Whatever I have done or am doing in my life right now, I know that at a certain point in time, I am going to feel awfully and painfully happy.

Endings are always hurtful, in whatever sense you look at them. Even if put in the context of violence, of happiness, of pain, of bewilderment, of enchantment, of love, endings are almost always devastating. For one reason, they signify the everlasting effect on people of the various encounters/experiences while the previous state of being lasted. They consequently depict the constant lingering of the actual emotions felt erstwhile. It gives people this particular feeling of helplessness, the inability to escape, and at the same time that ardent desire for permanence. We want to forget, but the sentiments linger on, willingly or unwillingly. The strong emotions that aroused our being, our senses, are elevated uncontrollably at a certain magnitude. And so we begin to become more rational than ever.

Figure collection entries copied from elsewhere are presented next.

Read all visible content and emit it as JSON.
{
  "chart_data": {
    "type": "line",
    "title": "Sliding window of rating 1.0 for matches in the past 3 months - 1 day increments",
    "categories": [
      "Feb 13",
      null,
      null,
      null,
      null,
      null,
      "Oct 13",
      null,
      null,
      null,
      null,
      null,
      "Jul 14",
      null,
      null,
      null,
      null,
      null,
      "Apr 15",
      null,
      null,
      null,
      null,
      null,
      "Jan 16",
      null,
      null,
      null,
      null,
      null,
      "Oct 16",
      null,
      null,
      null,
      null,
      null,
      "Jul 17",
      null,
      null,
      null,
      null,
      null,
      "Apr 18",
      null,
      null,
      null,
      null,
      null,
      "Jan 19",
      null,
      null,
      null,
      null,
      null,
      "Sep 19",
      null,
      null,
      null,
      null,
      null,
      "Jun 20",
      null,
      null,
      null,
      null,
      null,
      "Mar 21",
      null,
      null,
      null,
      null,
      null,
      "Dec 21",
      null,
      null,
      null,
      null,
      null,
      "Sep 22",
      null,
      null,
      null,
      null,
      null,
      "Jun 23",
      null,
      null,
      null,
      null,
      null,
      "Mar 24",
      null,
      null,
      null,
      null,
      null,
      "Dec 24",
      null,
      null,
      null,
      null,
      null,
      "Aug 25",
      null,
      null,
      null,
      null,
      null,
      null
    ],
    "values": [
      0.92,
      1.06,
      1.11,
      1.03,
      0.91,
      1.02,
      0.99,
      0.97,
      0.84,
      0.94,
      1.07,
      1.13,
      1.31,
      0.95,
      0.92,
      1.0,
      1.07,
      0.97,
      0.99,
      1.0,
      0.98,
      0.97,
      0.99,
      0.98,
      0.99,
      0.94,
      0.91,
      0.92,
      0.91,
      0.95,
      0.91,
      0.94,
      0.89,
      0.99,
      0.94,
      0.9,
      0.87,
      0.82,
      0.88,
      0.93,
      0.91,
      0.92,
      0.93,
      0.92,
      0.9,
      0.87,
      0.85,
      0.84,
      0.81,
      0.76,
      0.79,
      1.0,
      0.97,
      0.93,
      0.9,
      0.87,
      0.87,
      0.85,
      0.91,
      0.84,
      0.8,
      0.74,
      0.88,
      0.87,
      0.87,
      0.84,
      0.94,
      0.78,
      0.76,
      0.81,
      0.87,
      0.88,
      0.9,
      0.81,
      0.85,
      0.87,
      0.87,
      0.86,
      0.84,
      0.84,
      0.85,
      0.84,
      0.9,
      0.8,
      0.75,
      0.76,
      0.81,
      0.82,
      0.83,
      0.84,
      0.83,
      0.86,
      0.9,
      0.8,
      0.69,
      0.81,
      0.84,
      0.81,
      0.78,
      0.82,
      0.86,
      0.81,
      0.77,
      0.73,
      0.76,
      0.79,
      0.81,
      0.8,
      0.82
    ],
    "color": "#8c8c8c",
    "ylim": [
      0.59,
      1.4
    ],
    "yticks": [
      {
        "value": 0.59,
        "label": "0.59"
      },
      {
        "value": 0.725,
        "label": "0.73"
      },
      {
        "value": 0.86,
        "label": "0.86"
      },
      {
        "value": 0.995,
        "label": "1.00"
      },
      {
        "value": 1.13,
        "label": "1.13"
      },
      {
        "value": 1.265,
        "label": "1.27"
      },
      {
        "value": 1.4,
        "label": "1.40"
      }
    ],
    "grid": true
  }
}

Another reason would be, that the complexity of incidents is lost, and everything else becomes so simplistic. Because of too much rationality, we reach a state of purgation, catharsis of strong emotions. And the beauty of the complexity of things is destroyed, forgotten, unlearned. Simplicity is achieved, and the excitement vanishes. The irony of which is that we realize that we like things better when they were complex and complicated, always like puzzles to be solved. And that it is in our nature to want difficult things, and always be on that search for simplicity, but never really want to achieve it fully. Reaching the end ends that desire to search, and consequently, our world stops.

Endings. I like endings. I am able to realize where I should stand. I don't like to be everywhere. I want to stay in one place, and wait for someone, just one person, to ask me in on a new adventure. Finally I'd answer: Sure, I'm with you.